Thanks for your interest.
Re:The problem with this technique (Score:4, Informative)
Re:What I don't understand (Score:5, Informative)
I was very irritated by that, too, until one day I was testing the HTML viewer of an e-mail client.
I use that method (Score:3, Informative)
Mercury Mail's session logs indicate a closed connection to indicate where e-mails begin and end but if you're using something else there's a RinetD mod with source which logs e-mails in such a way so that ripping through them is easy.
My filter is all of 23KB and I get virtually no spam. I update every once in awhile when a spam gets through.
I also have a couple sub-domains that point to a spamcan on my home connection which I use to bait spammers so I can preemptively filter them out without paying for the bandwidth.
Ben
Re:The problem with this technique (Score:3, Informative)
Re:Bayes filters hubert balloons c6as6g89y9aigah98 (Score:3, Informative)

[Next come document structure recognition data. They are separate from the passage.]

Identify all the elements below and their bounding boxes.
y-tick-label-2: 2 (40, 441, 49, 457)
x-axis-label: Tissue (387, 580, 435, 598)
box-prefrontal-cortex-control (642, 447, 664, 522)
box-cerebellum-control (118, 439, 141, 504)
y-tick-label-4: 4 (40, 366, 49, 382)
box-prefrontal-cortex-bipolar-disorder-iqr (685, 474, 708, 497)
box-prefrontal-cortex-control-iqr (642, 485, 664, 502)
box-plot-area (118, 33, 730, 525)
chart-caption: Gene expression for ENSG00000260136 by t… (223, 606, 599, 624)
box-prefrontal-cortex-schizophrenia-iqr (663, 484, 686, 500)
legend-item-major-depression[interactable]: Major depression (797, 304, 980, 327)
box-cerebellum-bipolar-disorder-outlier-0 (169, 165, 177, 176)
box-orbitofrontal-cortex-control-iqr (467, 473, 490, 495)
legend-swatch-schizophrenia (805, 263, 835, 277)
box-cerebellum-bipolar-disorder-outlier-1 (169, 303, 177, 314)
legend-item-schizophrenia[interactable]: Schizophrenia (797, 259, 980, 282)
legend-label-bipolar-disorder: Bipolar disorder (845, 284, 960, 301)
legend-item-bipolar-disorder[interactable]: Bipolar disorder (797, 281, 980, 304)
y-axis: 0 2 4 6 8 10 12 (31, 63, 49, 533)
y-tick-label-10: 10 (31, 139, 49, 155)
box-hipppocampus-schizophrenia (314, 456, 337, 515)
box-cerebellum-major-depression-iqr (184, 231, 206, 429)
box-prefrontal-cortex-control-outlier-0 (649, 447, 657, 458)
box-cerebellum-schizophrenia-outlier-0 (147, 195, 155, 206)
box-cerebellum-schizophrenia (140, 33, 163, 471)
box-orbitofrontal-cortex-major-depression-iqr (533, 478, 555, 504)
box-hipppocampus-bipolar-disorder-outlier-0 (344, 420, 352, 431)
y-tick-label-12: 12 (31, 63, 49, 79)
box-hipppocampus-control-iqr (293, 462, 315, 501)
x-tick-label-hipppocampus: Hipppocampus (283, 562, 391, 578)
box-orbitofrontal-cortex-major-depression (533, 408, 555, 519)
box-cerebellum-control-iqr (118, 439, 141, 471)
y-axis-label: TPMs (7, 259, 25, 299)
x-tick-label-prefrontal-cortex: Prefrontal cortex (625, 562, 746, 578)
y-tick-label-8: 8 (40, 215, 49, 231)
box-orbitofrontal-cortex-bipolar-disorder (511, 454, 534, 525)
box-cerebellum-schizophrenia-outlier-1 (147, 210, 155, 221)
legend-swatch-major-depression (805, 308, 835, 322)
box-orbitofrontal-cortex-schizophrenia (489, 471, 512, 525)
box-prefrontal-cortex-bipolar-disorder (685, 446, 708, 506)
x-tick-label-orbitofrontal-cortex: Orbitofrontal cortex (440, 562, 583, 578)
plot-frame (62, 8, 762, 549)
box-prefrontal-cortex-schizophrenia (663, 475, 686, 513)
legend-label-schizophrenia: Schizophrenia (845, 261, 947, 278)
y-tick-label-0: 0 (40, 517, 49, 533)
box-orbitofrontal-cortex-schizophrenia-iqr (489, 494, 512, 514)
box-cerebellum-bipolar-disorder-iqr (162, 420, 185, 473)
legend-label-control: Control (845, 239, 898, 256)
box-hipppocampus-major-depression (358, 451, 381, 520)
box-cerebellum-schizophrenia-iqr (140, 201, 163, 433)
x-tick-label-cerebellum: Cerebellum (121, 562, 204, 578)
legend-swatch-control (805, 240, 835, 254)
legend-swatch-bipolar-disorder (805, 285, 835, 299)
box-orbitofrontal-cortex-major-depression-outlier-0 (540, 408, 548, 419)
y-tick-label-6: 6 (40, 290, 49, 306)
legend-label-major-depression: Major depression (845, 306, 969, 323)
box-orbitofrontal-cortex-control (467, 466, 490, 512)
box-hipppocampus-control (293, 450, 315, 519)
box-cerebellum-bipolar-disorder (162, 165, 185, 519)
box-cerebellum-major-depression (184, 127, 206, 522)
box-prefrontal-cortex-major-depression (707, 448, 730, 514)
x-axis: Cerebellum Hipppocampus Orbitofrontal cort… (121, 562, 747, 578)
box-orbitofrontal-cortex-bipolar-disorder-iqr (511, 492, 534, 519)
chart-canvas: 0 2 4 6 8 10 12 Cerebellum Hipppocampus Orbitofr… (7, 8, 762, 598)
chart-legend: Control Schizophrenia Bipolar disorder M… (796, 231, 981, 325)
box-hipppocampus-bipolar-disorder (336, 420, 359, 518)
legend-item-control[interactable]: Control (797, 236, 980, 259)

Re:Spamkiller doesn't care (Score:3, Informative)
*Someone* does, but not the parent to this. SA *does* "incorporate Bayesian analysis techniques," and some of its rules are about handling the results. You can score those rules to 0 for non-Bayesian filtering, or score everything else to 0 for pure Bayesian.

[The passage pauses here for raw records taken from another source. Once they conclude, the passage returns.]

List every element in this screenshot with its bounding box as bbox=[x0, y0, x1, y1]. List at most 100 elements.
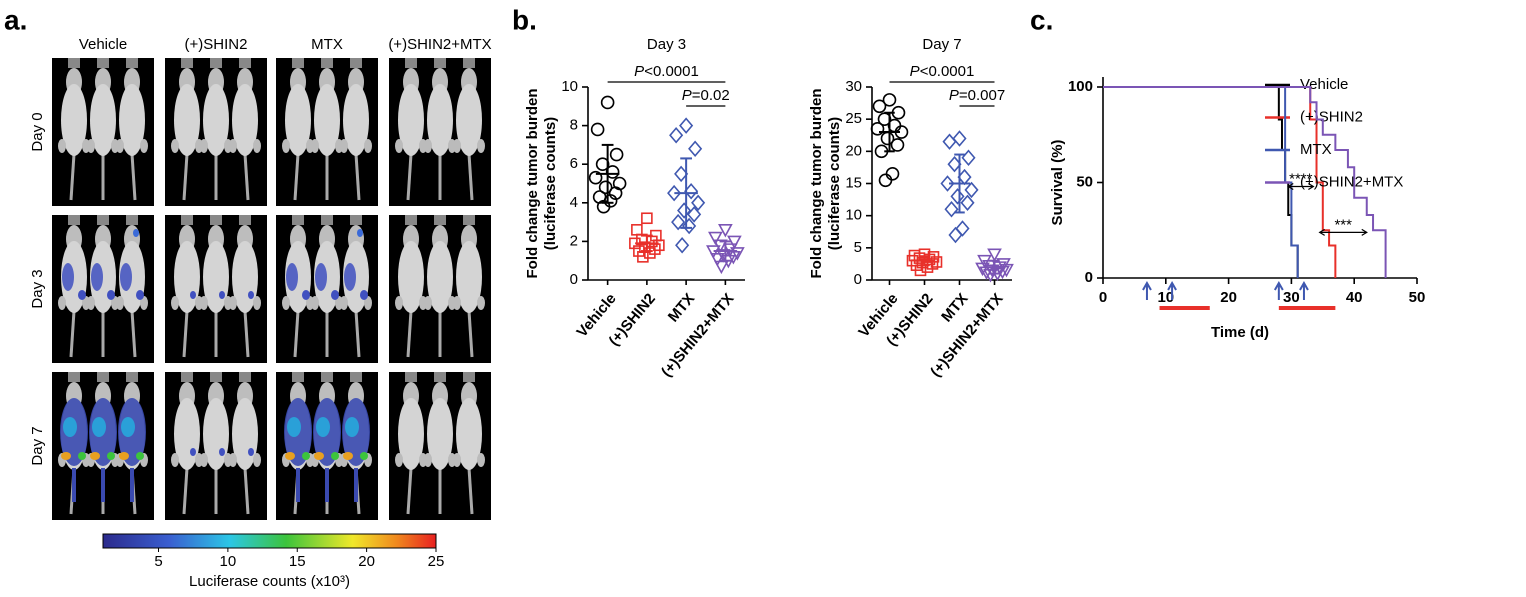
point bbox=[714, 260, 729, 275]
point bbox=[955, 220, 970, 237]
y-axis-label: Fold change tumor burden bbox=[808, 89, 825, 279]
signal bbox=[190, 448, 196, 456]
significance: **** bbox=[1289, 170, 1313, 187]
point bbox=[964, 181, 979, 199]
holder bbox=[68, 372, 80, 382]
mouse-leg bbox=[477, 453, 485, 467]
mouse-leg bbox=[453, 139, 461, 153]
holder bbox=[321, 372, 333, 382]
mouse-leg bbox=[58, 296, 66, 310]
holder bbox=[434, 215, 446, 225]
dosing-arrow bbox=[1273, 280, 1284, 300]
mouse-body bbox=[398, 241, 424, 313]
dosing-arrow bbox=[1142, 280, 1152, 300]
mouse-leg bbox=[253, 453, 261, 467]
y-axis-label: Fold change tumor burden bbox=[524, 89, 541, 279]
signal bbox=[331, 290, 339, 300]
mouse-leg bbox=[395, 296, 403, 310]
tail bbox=[243, 310, 250, 358]
point bbox=[878, 173, 893, 188]
holder bbox=[126, 58, 138, 68]
point bbox=[688, 140, 703, 157]
mouse-body bbox=[232, 84, 258, 156]
x-tick-label: 0 bbox=[1099, 289, 1107, 306]
tail bbox=[406, 153, 413, 201]
image-cell bbox=[165, 215, 267, 363]
point bbox=[944, 201, 959, 218]
point bbox=[960, 194, 975, 212]
signal bbox=[119, 452, 129, 460]
mouse-body bbox=[285, 84, 311, 156]
point bbox=[667, 184, 682, 202]
mouse-body bbox=[203, 84, 229, 156]
significance: *** bbox=[1334, 216, 1352, 233]
mouse-body bbox=[427, 398, 453, 470]
point bbox=[598, 180, 613, 195]
tail bbox=[354, 310, 361, 358]
tail bbox=[182, 153, 189, 201]
point bbox=[718, 224, 733, 238]
point bbox=[600, 95, 615, 110]
signal bbox=[248, 448, 254, 456]
holder bbox=[68, 58, 80, 68]
mouse-leg bbox=[477, 139, 485, 153]
panel-label: b. bbox=[512, 4, 537, 35]
p-value: P=0.02 bbox=[682, 87, 730, 104]
image-cell bbox=[276, 372, 378, 520]
signal bbox=[219, 448, 225, 456]
tail bbox=[69, 310, 76, 358]
point bbox=[987, 248, 1002, 262]
signal bbox=[63, 417, 77, 437]
holder bbox=[126, 372, 138, 382]
y-tick-label: 25 bbox=[845, 110, 862, 127]
mouse-leg bbox=[395, 139, 403, 153]
tail bbox=[69, 153, 76, 201]
colorbar-tick-label: 20 bbox=[358, 553, 375, 570]
image-cell bbox=[276, 58, 378, 206]
point bbox=[677, 202, 692, 219]
image-cell bbox=[389, 215, 491, 363]
mouse-leg bbox=[140, 139, 148, 153]
image-cell bbox=[52, 372, 154, 520]
point bbox=[687, 206, 702, 223]
point bbox=[890, 138, 905, 152]
y-tick-label: 15 bbox=[845, 174, 862, 191]
y-tick-label: 100 bbox=[1068, 78, 1093, 95]
tail bbox=[467, 310, 474, 358]
holder bbox=[97, 215, 109, 225]
mouse-body bbox=[61, 84, 87, 156]
signal bbox=[315, 263, 327, 291]
signal bbox=[78, 290, 86, 300]
signal bbox=[133, 229, 139, 237]
y-tick-label: 30 bbox=[845, 78, 862, 95]
mouse-leg bbox=[477, 296, 485, 310]
mouse-leg bbox=[364, 139, 372, 153]
mouse-body bbox=[314, 84, 340, 156]
signal bbox=[331, 452, 339, 460]
mouse-leg bbox=[229, 139, 237, 153]
mouse-leg bbox=[116, 296, 124, 310]
point bbox=[870, 122, 885, 136]
row-label: Day 0 bbox=[29, 112, 46, 151]
mouse-leg bbox=[229, 296, 237, 310]
mouse-leg bbox=[311, 296, 319, 310]
mouse-body bbox=[456, 398, 482, 470]
holder bbox=[405, 215, 417, 225]
y-tick-label: 10 bbox=[561, 78, 578, 95]
holder bbox=[463, 58, 475, 68]
y-tick-label: 10 bbox=[845, 207, 862, 224]
tail bbox=[182, 467, 189, 515]
survival-line bbox=[1103, 86, 1387, 278]
signal bbox=[92, 417, 106, 437]
point bbox=[590, 122, 605, 137]
point bbox=[675, 237, 690, 254]
tail bbox=[406, 467, 413, 515]
signal bbox=[285, 452, 295, 460]
signal bbox=[248, 291, 254, 299]
holder bbox=[350, 372, 362, 382]
signal bbox=[190, 291, 196, 299]
image-cell bbox=[276, 215, 378, 363]
series bbox=[588, 95, 627, 214]
survival-line bbox=[1103, 86, 1337, 278]
mouse-leg bbox=[171, 296, 179, 310]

Re:Why? (Score:3, Informative)
Random strings of text are used to get through the internal checks that large ISPs run on their message traffic.

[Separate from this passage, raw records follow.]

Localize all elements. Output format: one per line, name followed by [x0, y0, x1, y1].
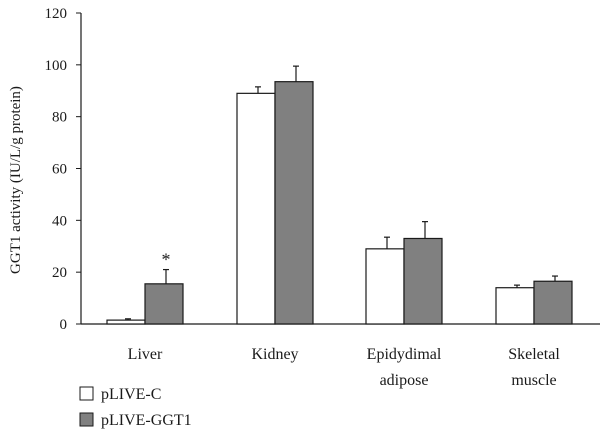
category-label: Liver — [128, 346, 163, 363]
category-label: Epidydimal — [367, 346, 442, 363]
bar-pLIVE-C-3 — [495, 287, 535, 325]
bar-pLIVE-GGT1-0 — [144, 283, 184, 325]
legend: pLIVE-C pLIVE-GGT1 — [79, 386, 192, 429]
legend-swatch-pLIVE-C — [79, 386, 94, 401]
bar-pLIVE-GGT1-3 — [533, 280, 573, 325]
bar-pLIVE-C-2 — [365, 248, 405, 325]
y-tick-label: 20 — [52, 265, 67, 281]
category-label: Skeletal — [508, 346, 560, 363]
category-label: muscle — [511, 372, 556, 389]
bar-pLIVE-GGT1-1 — [274, 81, 314, 325]
significance-marker: * — [162, 250, 171, 270]
legend-swatch-pLIVE-GGT1 — [79, 412, 94, 427]
category-label: adipose — [380, 372, 429, 389]
bar-pLIVE-GGT1-2 — [403, 237, 443, 325]
legend-label-pLIVE-GGT1: pLIVE-GGT1 — [101, 412, 192, 429]
y-axis-label: GGT1 activity (IU/L/g protein) — [8, 86, 24, 274]
error-bars — [125, 65, 558, 321]
y-tick-label: 60 — [52, 162, 67, 178]
y-tick-label: 120 — [45, 6, 68, 22]
y-tick-label: 0 — [60, 317, 68, 333]
y-tick-label: 80 — [52, 110, 67, 126]
y-tick-label: 40 — [52, 213, 67, 229]
x-axis-categories: Liver Kidney Epidydimal adipose Skeletal musc… — [128, 346, 561, 389]
bar-pLIVE-C-1 — [236, 92, 276, 325]
axes — [80, 13, 600, 325]
bars — [106, 81, 573, 325]
y-axis-ticks: 0 20 40 60 80 100 120 — [45, 6, 81, 333]
legend-label-pLIVE-C: pLIVE-C — [101, 386, 161, 403]
y-tick-label: 100 — [45, 58, 68, 74]
annotations: * — [162, 250, 171, 270]
bar-pLIVE-C-0 — [106, 319, 146, 325]
category-label: Kidney — [251, 346, 298, 363]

Yahoo, Hotmail, etc have "bulk email" type folders. In addition to using spamassasin type techniques, the filter scripts that put messages in these folders will check to see if the same message is being sent to multiple addresses. If this is so, it raises a flag and someone checks to see if its a genuine mailing list. If it is, the list gets whitelisted internally. If it is spam, it gets moved into all the users' bulk mail folder and gets used to improve the bulk mail folder's automatic filters.
Random strings of text in messages get around this because the filter has a harder time detecting these mass spams, since each individual message will show up as being slightly different.
Re:What I don't understand (Score:5, Informative)
Don't ever do that, all spam has forged headers. You're just making life hard on someone who had their address sold.
I work for a big company, an icon the the computer business. Our mail servers get spammed a lot. We often have typical user names grafted onto the From or Reply lines. Since my user name is pretty damn common, and some of my work mail aliases are TLAs, I look at a lot of spam. When I read the headers (in a text file, not easily spoofed mail software), almost always the senders domain is not even close to the domain of the spamming machine. Go put the IP addresses into dnsstuff.com, and compare that to the hostname. These turds hack the sendmail.cf file of the spamming machine. "SallySmith@aol.com" probably did not send spam-mail from a ".kr" ISP.
Re:Gibberish, or code? (Score:2, Informative)
Re:What I don't understand (Score:3, Informative)
Use SPF! (Score:3, Informative)
That's what SPF [pobox.com] is for. It allows the owner of a domain to publish a specification of IP addresses which are allowed to use that domain name (foo.com). If somebody, who claims to be pete@foo.com now attempts to send a mail to an SPF-enabled receiver, his mail is rejected, because his IP is not in the foo.com approved set.
Rejection happens immediately on submission, so the mail stays on the fraudulent server.
"SallySmith@aol.com" probably did not send spam-mail from a ".kr" ISP.
Nor would that mail be accepted by an SPF-enabled sendmail. Indeed, AOL is one of the first major ISPs to have published SPF records [slashdot.org].
Re:It's SO gibberish (Score:3, Informative)
I use POPFile [sourceforge.net], which is a perl Baysean filter. It works quite well even with spam which includes garbled words. I haven't tried playing with it yet, but it seems like it would be relatively straightforward to check for the number of words which are not already in its dictionary. Aftern the initial training, an email with more than a few new words is highly likely to be garbled spam (or from someone who received a new Thesaurus for Christmas.)